Teachers who arm themselves with the support of a union, she said, feel more empowered to take to the streets for No Kings rallies, to do what feels right in the classroom, and to do the hard work of changing public opinion. And when they do it with a community behind them, the weight of it all doesn’t feel so crushing.
In its quest to protect both students and teachers, AFT has also been behind critical wins against the Trump administration, including its recent victory against the administration’s attempt to punish schools for having DEI programs.

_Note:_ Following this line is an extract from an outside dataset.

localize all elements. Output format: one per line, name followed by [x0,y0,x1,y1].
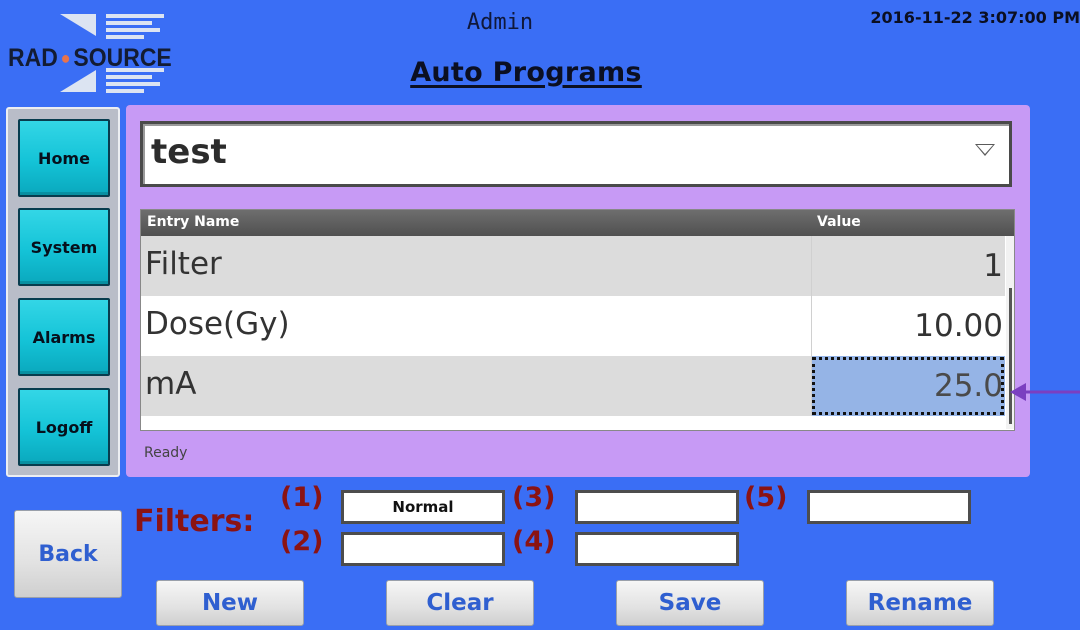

And in an October deal, the administration agreed to resume student debt relief for millions, which it had paused.
“None of us can do everything,” Weingarten said. “But we can all do something.”
A common enemy

Weingarten identified the fight against big tech as a possible uniting factor between the left and the right. “All of a sudden, we have a common enemy,” she said.
“What I’m hearing is that Moms for Liberty and people who support Moms for Liberty are rooting us on to actually limit screen time… It’s not a surprise to me.”
And Weingarten is ready to collaborate.
“My view is you expand the tent as much as you can. At the end of the day, regardless of who I am, our job when it comes to public education is to strengthen it and to make sure we prepare all kids for their lives… But now what’s happened is that the screens are so ever-present, they are taking attention away from schooling, and because the screens are so ever-present at home… You’re seeing MAHA moms and folks who have been historically with the Moms for Liberty movement and conservative moms, as well as liberal moms, basically saying, ‘Wait a second, this is taking our control away.’”
The internet, she said, is where parents really have no power. Kids can get around parental controls, and it’s impossible to know what they’re doing in their bedrooms at three o’clock in the morning. So all this time spent fighting over how to keep kids safe in the physical space becomes moot if they’re unprotected in the virtual one.
Weingarten sees potential for this fight to alleviate some of the tensions between the sides. “Does that mean people in Moms for Liberty are going to like the lesbian labor leader of the AFT?” she asked. “No. But sometimes, if you work together on anything, if you can have a shared experience on anything, that starts opening up the respect and human dignity… and that is how we won marriage equality.”